If that's not enough, she (Willow) offhands lines like, “"Well, when
I'm with a boy I like, it's hard for me to say anything cool, or, or
witty, or at all. I-I can usually make a few vowel sounds, and then I
have to go away." I can totally relate. And she can do the straight
girl/girl kiss thing pretty well, too.
Yes, it's a theme.
Seth Green
Party Monster notwithstanding (my previous point about straight actors playing the ghey
does not apply here), Seth hits the hot spot because a) Scott Evil was
just a cute lil dorksider, b) even though I lose IQ points every time i
watch it, Robot Chicken cracks me up and laughin' = lovin' and 3) he’s
kinda short. I like that. I’ve never been a fan of the neck crick that
comes from height differential. I like looking into eyes, not up
nostrils. Just sayin’.
Christian Kane's Eliot Spencer fight scenes (from Leverage)
Yes – violence can be sexy. It’s very sexy indeed when dished out by
Eliot Spencer, the character Christian Kane plays on TNT's heisty Leverage.
Spencer fights hard, at close range, and takes no prisoners. Also, his
fights are real, which is the kicker. “I can't believe Jon [Frakes] and
Dean are still letting me do my own stunts, but that's just the way it
goes,” says Kane. “You get better coverage, you get better film, you get
a better end product when an actor does his own stunts, especially if
he can do 'em well, and there's not a lot of people who come in and do
fights better than I can. I'm not being cocky, it's just the way it is.”
Like the kissin’, a good fight requires honesty and sincerity – you can plan it and rehearse it, but ya just can’t fake it.

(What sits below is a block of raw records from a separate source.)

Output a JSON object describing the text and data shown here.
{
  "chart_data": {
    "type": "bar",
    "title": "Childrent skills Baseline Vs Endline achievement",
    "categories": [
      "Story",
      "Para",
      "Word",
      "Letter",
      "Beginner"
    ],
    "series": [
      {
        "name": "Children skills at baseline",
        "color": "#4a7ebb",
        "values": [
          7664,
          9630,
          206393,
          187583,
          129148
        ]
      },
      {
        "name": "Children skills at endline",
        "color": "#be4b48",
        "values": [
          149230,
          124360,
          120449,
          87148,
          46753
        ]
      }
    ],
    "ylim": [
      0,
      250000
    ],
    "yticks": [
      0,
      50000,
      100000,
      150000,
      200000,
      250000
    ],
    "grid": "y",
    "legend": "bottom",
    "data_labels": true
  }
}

Joan Jett’s cover of “Androgynous”
Joan Jett. Covering my favorite Replacements song. About girl-boys
and boy-girls. With John Doe just standing around, being his weirdly
Oedipal sexy self (which is the makings of a whole ‘nother post
entirely). Somehow, I missed this song when it was released a couple
years ago, I just happened up on it on youtube the other day. Wow!
The song itself is not as much of an enigma as most ‘Mats songs –
it’s easy to get that there is a good sense of understanding of, even
appreciation for, of the fluidity of gender roles and identity. But it’s
a ‘Mats song – it’s not preachy or weird, it’s not anything special at
all; just another Dick and Jane story.
The common thread in all of these is a good dose of reality. Whether
it’s a physical trait or a tendency or the willingness to dive so deeply
into well-written character – it’s genuine. It’s owning everything
you've got, flaws and strengths and all, and doing the best you can with
it. Oh, and redheads. Reality and redheads.
And now I'm dyin to hear about all y'all's mainstreamy on-beyond-the-norm crushthings. Tell.